How it works¶

The bucket¶

TP-Link serves its GPL source archives from an S3-backed CDN at static.tp-link.com. The bucket denies ListBucket on every prefix, so it cannot be enumerated — but a direct GET (or HEAD) of any known key succeeds with no authentication, on both the CloudFront CDN and the raw S3 origin.

tpwalk verifies against the origin (s3.amazonaws.com/static.tp-link.com) rather than the CDN, because the origin returns richer metadata headers — object version id, cross-region replication status, and server-side encryption — that CloudFront strips.

URL conventions¶

Two key layouts exist, split roughly at 2022:

Legacy (pre-2022): /resources/gpl/<file> — a flat directory with inconsistent filenames.
Modern (2022+): /upload/gpl-code/YYYY/YYYYMM/YYYYMMDD/<file> — date-hierarchical, trending toward GPL_<model>.tar.gz.

Two-pass regional crawl¶

The richest passive source is TP-Link's own per-country support pages at https://www.tp-link.com/<region>/support/gpl-code/. Crucially, different regions link different files — scraping one country misses hundreds of archives.

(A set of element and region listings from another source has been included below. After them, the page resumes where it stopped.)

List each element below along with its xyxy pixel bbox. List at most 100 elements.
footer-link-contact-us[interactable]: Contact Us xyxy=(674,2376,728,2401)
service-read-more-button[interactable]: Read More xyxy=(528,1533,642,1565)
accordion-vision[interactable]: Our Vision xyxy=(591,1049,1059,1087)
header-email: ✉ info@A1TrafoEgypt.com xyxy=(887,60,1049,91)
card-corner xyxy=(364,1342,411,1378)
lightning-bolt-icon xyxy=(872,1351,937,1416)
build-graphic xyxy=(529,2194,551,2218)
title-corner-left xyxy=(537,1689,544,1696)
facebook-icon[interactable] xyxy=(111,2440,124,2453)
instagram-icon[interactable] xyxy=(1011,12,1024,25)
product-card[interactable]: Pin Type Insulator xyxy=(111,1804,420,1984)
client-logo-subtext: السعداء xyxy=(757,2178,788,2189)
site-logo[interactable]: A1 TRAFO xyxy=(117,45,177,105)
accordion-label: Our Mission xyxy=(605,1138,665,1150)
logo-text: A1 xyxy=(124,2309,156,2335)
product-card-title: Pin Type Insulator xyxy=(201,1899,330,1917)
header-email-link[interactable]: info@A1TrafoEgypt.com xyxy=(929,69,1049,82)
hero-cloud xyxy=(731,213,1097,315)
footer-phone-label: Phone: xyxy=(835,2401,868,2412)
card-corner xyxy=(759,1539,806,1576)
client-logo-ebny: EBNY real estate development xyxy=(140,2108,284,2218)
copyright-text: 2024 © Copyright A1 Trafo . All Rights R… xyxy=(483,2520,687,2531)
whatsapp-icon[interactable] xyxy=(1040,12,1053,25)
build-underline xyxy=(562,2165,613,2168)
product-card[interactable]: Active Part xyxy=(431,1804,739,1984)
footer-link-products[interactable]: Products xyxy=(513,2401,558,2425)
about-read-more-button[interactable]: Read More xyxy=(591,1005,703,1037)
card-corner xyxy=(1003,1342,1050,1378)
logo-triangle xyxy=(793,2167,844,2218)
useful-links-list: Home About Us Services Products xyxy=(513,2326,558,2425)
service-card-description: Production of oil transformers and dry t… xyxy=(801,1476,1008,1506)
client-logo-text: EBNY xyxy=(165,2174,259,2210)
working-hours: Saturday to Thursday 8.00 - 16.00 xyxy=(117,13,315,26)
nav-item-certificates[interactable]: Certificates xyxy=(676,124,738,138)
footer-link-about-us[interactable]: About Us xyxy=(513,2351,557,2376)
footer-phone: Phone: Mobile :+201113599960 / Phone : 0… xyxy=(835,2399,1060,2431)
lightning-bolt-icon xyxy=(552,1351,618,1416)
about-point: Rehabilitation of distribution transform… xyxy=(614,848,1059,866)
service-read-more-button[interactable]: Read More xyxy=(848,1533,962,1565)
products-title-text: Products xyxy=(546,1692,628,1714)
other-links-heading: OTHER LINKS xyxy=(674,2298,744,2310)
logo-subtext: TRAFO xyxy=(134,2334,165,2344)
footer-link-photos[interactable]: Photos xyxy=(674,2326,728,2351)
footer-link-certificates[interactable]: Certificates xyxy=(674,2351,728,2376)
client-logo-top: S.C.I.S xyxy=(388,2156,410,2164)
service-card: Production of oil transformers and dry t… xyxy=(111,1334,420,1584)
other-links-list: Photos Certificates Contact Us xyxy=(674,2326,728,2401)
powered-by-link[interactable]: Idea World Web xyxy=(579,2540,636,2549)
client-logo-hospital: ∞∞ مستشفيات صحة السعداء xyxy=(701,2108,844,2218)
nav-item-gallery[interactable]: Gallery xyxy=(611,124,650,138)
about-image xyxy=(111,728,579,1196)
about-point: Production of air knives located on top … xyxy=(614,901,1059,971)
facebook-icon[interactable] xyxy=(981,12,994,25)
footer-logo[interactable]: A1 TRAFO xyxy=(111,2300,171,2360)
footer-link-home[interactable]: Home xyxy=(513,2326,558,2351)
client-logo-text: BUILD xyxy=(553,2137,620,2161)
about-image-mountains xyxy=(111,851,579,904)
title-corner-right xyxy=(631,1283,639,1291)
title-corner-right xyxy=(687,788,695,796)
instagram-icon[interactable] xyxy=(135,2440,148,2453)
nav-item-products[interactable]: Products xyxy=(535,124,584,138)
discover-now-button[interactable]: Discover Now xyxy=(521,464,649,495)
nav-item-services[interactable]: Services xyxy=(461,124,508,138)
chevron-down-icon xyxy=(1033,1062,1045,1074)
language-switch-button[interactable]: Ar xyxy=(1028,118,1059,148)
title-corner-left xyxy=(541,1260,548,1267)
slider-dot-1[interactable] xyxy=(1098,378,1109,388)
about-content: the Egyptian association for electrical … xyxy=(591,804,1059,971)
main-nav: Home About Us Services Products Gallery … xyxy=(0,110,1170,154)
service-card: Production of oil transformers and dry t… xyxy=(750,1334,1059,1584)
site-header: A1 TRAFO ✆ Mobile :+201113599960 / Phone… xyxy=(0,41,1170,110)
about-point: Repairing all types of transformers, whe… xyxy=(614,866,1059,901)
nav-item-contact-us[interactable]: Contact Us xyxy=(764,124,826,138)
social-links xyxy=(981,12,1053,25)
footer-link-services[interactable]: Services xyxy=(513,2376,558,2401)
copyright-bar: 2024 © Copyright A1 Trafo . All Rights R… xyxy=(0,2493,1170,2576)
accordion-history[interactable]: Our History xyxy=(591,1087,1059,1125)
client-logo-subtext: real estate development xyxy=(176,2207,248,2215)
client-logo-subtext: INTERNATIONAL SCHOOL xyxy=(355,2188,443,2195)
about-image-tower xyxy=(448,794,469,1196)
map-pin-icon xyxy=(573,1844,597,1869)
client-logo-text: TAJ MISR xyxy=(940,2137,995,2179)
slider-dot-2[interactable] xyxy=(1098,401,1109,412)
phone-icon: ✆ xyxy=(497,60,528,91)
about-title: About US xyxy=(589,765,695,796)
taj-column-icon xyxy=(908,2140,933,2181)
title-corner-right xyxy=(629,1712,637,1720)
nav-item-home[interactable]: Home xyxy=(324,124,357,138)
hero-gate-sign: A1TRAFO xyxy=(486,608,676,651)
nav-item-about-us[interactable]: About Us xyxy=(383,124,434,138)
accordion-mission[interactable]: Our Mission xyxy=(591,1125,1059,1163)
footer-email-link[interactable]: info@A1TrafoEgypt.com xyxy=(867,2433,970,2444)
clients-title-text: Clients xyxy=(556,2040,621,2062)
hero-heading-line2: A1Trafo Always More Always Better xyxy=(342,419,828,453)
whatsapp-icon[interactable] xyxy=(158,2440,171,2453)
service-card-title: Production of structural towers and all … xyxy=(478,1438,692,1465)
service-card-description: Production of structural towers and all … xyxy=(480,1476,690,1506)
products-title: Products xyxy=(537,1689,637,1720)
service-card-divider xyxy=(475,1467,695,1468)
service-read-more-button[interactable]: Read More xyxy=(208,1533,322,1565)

Pass 1 parses the productTree JSON embedded in each region's page for direct download links.
Pass 2 follows the per-model phppage sub-pages that some products use instead of a direct link, extracting the archive URL each one returns.

Discovery sources¶

scrape unions nine independent sources (plus an opt-in model sweep). Because each source finds a different slice of the corpus, the union recovers far more than any single source — and the Wayback Machine and Common Crawl surface files that have since been delisted from the live pages.

From discovery to download¶

verify is where raw discovery becomes a clean, downloadable index: it deduplicates the URLs, confirms which are still live, records their S3 metadata, and emits s5cmd_download.txt — a runnable manifest you hand to s5cmd --no-sign-request run. The cp --if-size-differ form means re-running the download is incremental.

When passive isn't enough¶

bruteforce fills the gaps the public pages never expose, by constructing candidate URLs from a date-path generator and a model-name generator and HEAD-checking them directly. It is gated behind explicit coverage tiers and a --max-candidates safety valve because the full cross is enormous.